Among the deaths this summer, one passed almost unnoticed, unfortunately. Harold O.J. Brown was probably the most irenic and humble man ever to hold four degrees from Harvard University. With an A.B. in Germanic Studies and Biochemical Studies, a B.D., Th.M., and Ph.D, Brown certainly had one of the finest educations of any person in his generation. A long-time teacher at Trinity Evangelical Divinity School and Reformed Theological Seminary, he was also noted for his pioneering work in bio-ethics. Along with Surgeon General C. Everett Koop, he founded the Christian Action Council, now Care Net.
My appreciation for Dr. Brown dates to his contributions to Christianity Today which I began devouring as a 15 year old and to his book, Heresies: The Image of Christ in the Mirror of Heresy and Orthodoxy from the Apostles to the Present (Doubleday, 1984), which helped inform and orient me theologically during my first solo pastorate. Reading Brown was an exciting adventure as he made the classic battles of orthodoxy and heresy come alive and made them seem crucial to understanding and obeying Jesus Christ in the present.
Brown explained that “heresy” began as nothing more insidious than “party.” Early on, however, it took on the sinister connotation of “a separation or split resulting from a false faith.” As such, “it designated either a doctrine or the party holding the doctrine, a doctrine that was sufficiently intolerable to destroy the unity of the Christian church. In the early church, heresy did not refer to simply any doctrinal disagreement, but to something that seemed to undercut the very basis for Christian existence” (pg. 2).
Brown reminds us:
"The Christian religion has produced more heresies than any other religion, and the heresies it produces are more tenacious than those of any other religion. In fact, it sometimes seems that the most vigorous, committed, and rapidly multiplying Christians in any age are those we like to call heretics. Why is Christianity so productive of divisive opinions, held with great conviction, that lead to splits in the church and charges and countercharges of heresy? The reason is simple: Christianity consists of a message that claims to be absolutely true and that is at the same time deeply and perplexingly mysterious" (pg. 6)
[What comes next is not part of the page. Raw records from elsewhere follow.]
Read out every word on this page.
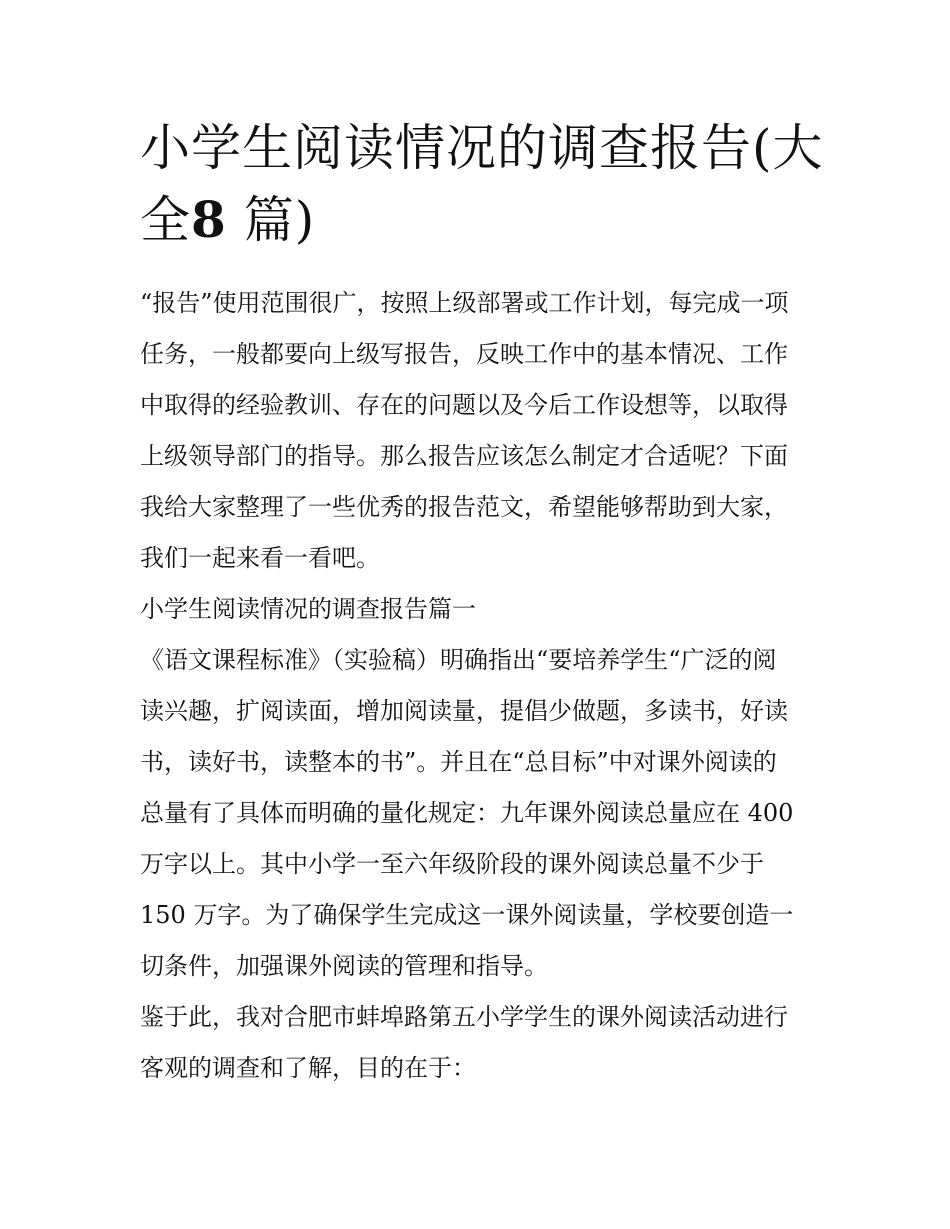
小学生阅读情况的调查报告(大全8 篇)
“报告”使用范围很广，按照上级部署或工作计划，每完成一项
任务，一般都要向上级写报告，反映工作中的基本情况、工作
中取得的经验教训、存在的问题以及今后工作设想等，以取得
上级领导部门的指导。那么报告应该怎么制定才合适呢？下面
我给大家整理了一些优秀的报告范文，希望能够帮助到大家，
我们一起来看一看吧。
小学生阅读情况的调查报告篇一
《语文课程标准》（实验稿）明确指出“要培养学生“广泛的阅
读兴趣，扩阅读面，增加阅读量，提倡少做题，多读书，好读
书，读好书，读整本的书”。并且在“总目标”中对课外阅读的
总量有了具体而明确的量化规定：九年课外阅读总量应在 400
万字以上。其中小学一至六年级阶段的课外阅读总量不少于
150 万字。为了确保学生完成这一课外阅读量，学校要创造一
切条件，加强课外阅读的管理和指导。
鉴于此，我对合肥市蚌埠路第五小学学生的课外阅读活动进行
客观的调查和了解，目的在于：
In our heresy-phobic culture of tolerance and accommodation, we might well remember the ancient dictum: “corruption optima pessimum est” (“the corruption of the best is the worst”). For, unless we learn the lessons of distinguishing Truth from Error we may well fulfill the prophetic words of Brown: “It may soon be necessary to say of mainstream Roman Catholic theology that it, like most Protestantism, is neither orthodox nor heretical, but another religion” (p. 446).
Godspeed Dr. Brown. Godspeed! May we learn the lessons you lived and taught.